Алексей Толстой
ОБОРОНА ЦАРИЦЫНА
Царицын стоит на голых, выжженных солнцем холмах по правому берегу Волги. За городом начинаются бурые степи, перерезанные пересыхающими речками и глинистыми оврагами. На север — вдоль реки — тянутся лесопильные заводы и слободы, где живут тысяч двадцать рабочих лесного и сплавного дела и всякие люди, бродящие летом по Волге в поисках заработка. На юге за городом крупные заводы — орудийный и французский металлургический.

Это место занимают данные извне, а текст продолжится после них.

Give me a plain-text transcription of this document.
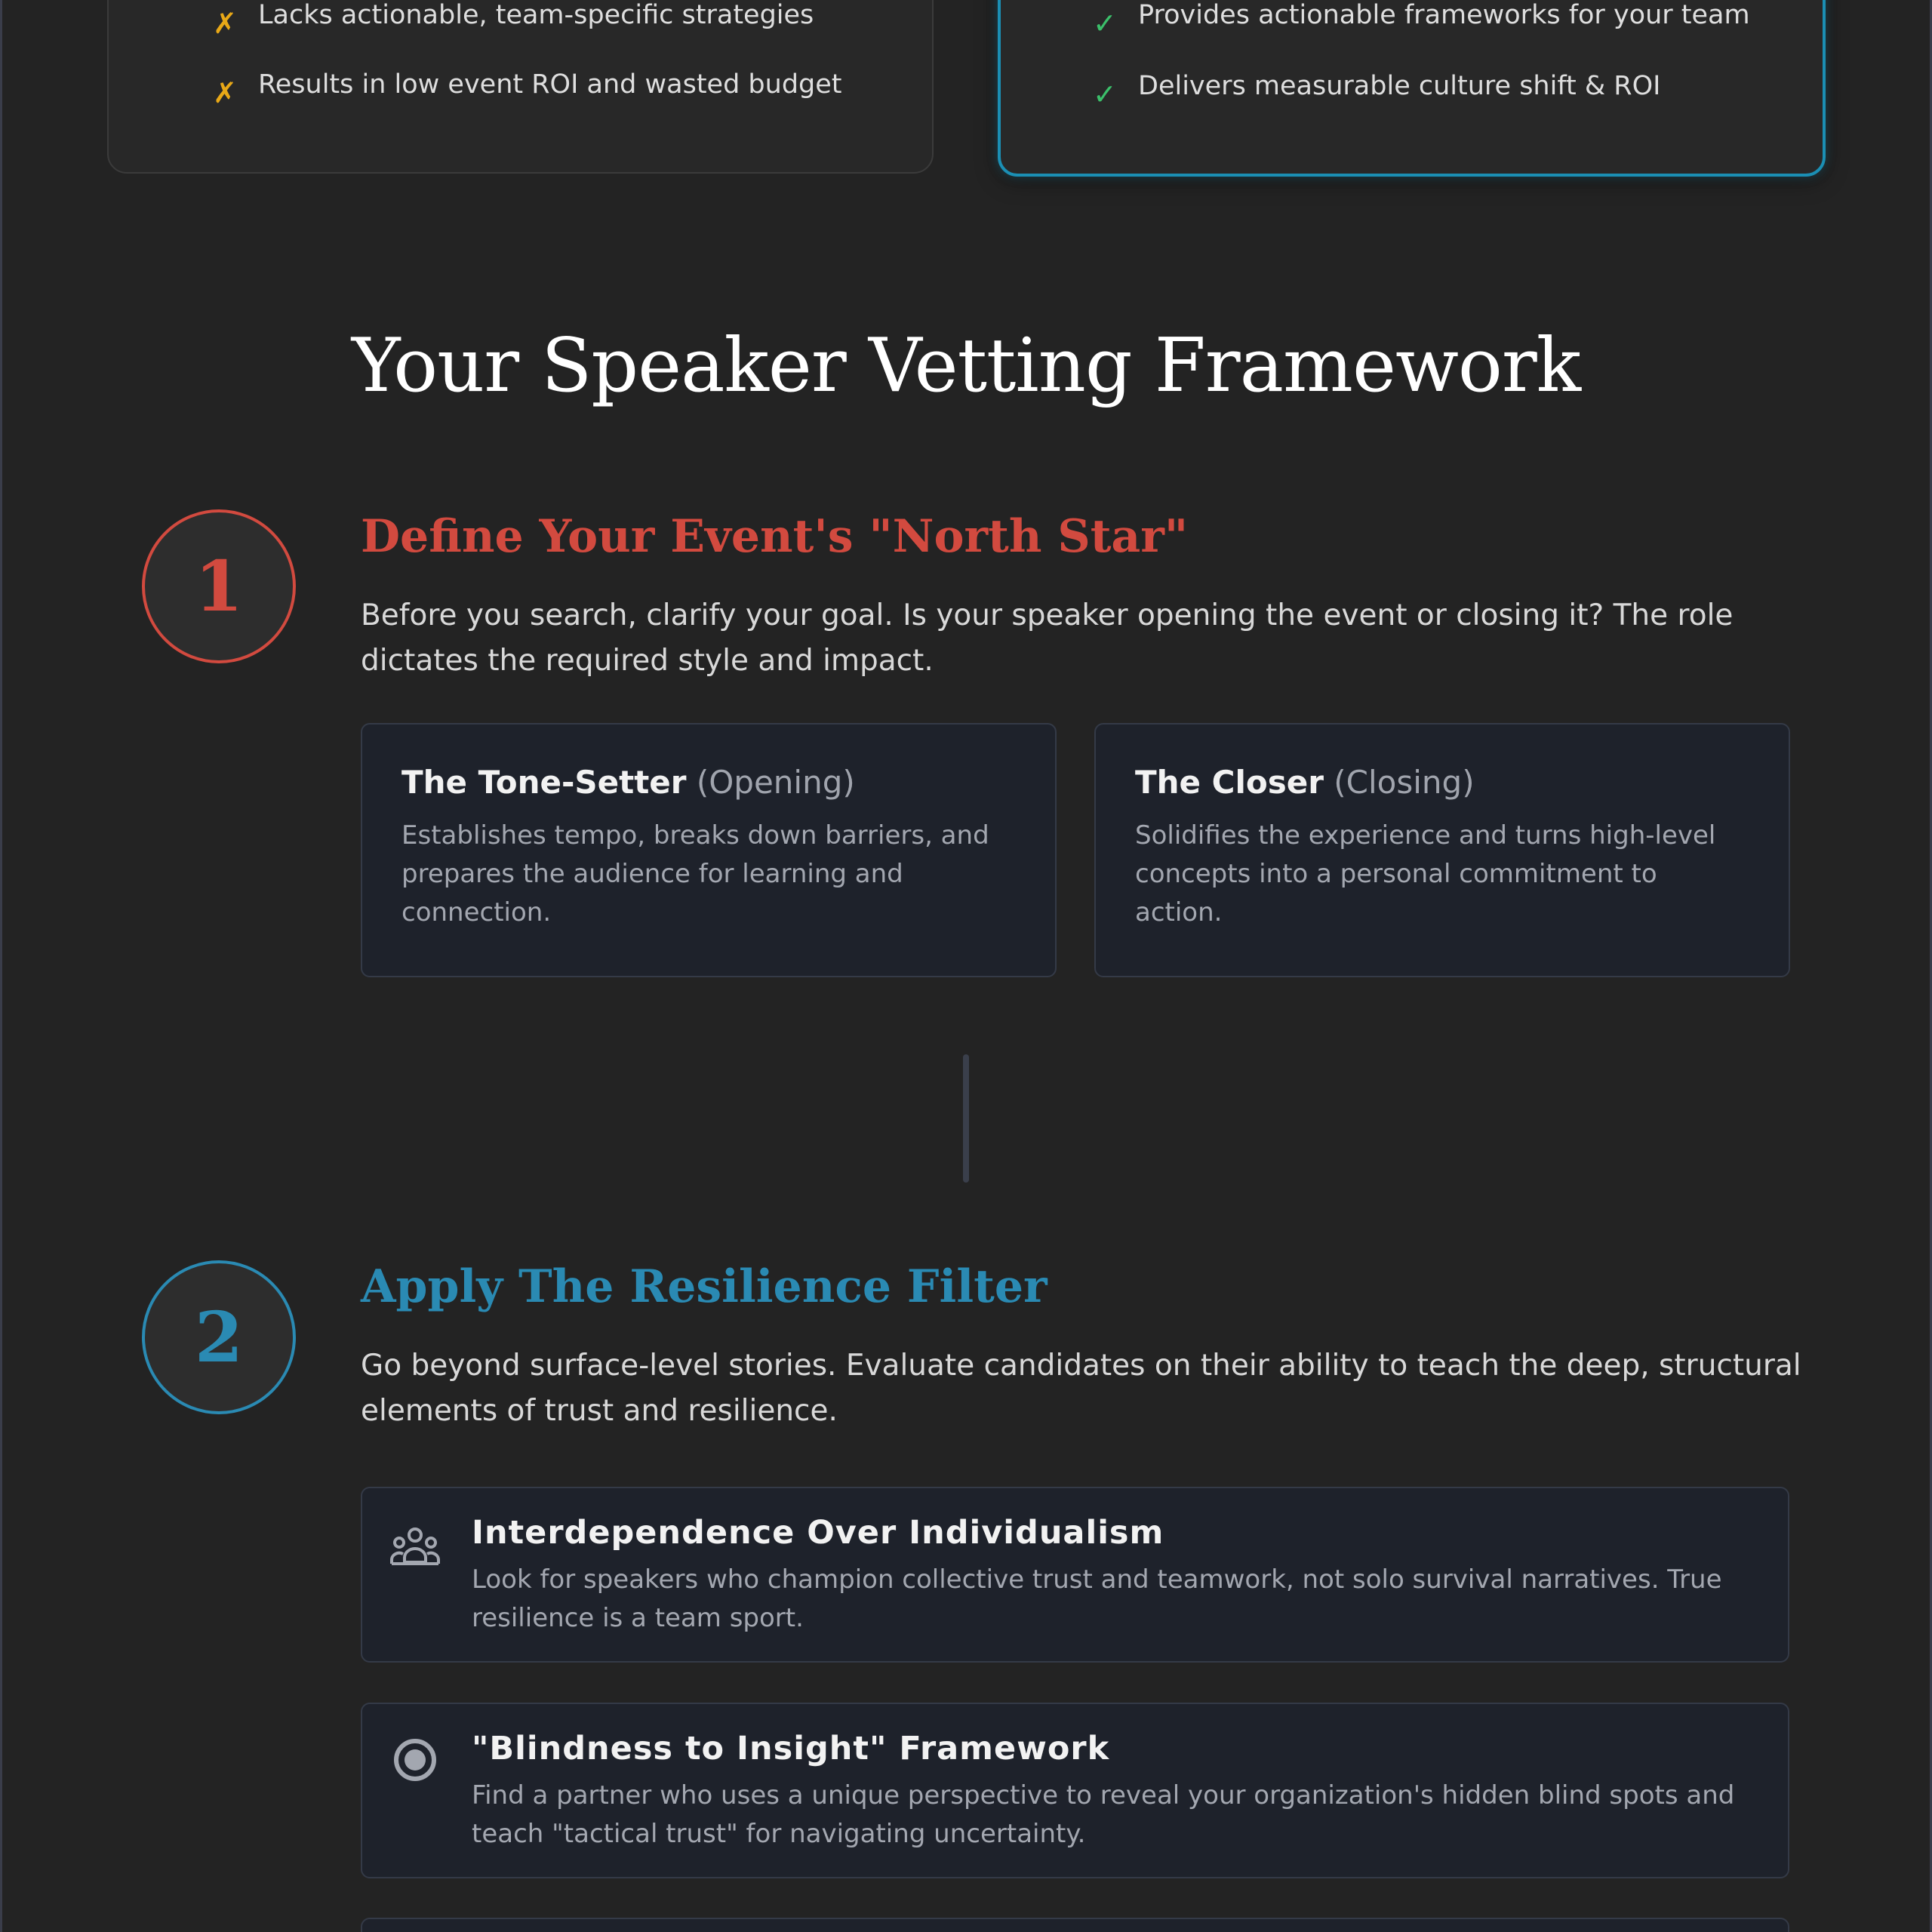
✗ Lacks actionable, team-specific strategies
✗ Results in low event ROI and wasted budget
✓ Provides actionable frameworks for your team
✓ Delivers measurable culture shift & ROI
Your Speaker Vetting Framework
1
Define Your Event's "North Star"
Before you search, clarify your goal. Is your speaker opening the event or closing it? The role dictates the required style and impact.
The Tone-Setter (Opening)
Establishes tempo, breaks down barriers, and prepares the audience for learning and connection.
The Closer (Closing)
Solidifies the experience and turns high-level concepts into a personal commitment to action.
2
Apply The Resilience Filter
Go beyond surface-level stories. Evaluate candidates on their ability to teach the deep, structural elements of trust and resilience.
Interdependence Over Individualism
Look for speakers who champion collective trust and teamwork, not solo survival narratives. True resilience is a team sport.
"Blindness to Insight" Framework
Find a partner who uses a unique perspective to reveal your organization's hidden blind spots and teach "tactical trust" for navigating uncertainty.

Царицын был промышленным и торговым центром всего юго-востока. Через него шел хлеб, и скот, и нефть, и рыба с Каспия. Воображение отказывалось представить себе место, менее похожее на столицу. Город — дрянной, деревянный, голый, пыльный. Бревенчатые домишки его слобод повернуты задом — отхожими местами — на роскошный простор Волги, а пузырчатыми окошечками — на немощеные улицы, спускающиеся с холмов в овраги.
Лишь из центра несколько улиц, кое-как утыканных булыжником, размываемых потоками, прожигаемых солнцем, ведут к замусоренному берегу Волги, к пароходным пристаням, складам, дощатым балаганам и лавчонкам с квасом, кренделями, вяленой таранью, махоркой и семечками.
В центре города, как полагается, на большой площади, где бродят пыльные смерчи, высился, чтобы быть видным за полсотни верст, кафедральный собор. У церковной изгороди, под общипанными кустами акации, блестело битое стекло винных бутылок да спали оборванцы. Площадь окружали безобразные каменные дома еще недавно именитого купечества. Во все стороны тянулись улицы с телеграфными столбами вместо деревьев. Их перспективы, — где человеческая радость так же должна была высохнуть, как эти аллеи сосновых столбов, — низились и нищали от центра к окраинам.
Лишь одно место было отведено для скудных развлечений в вечера, не знающие прохлады, — бульвар из обломанной, покрытой пылью акации и такой же чахлый городской сад. Обыватели, расстегнув воротники русских рубашек, гуляли там, поплевывая семечками, пыля ногами в черных брюках, шутили с обывательницами.
В центре сада, в раковине, играл струнный оркестр — десяток евреев, бежавших от украинских погромов. Несколько высоко подвешенных керосиновых фонарей, окутанных облачками ночных бабочек, освещали непокрытые столики, где можно было получить пиво, шашлыки и чебуреки.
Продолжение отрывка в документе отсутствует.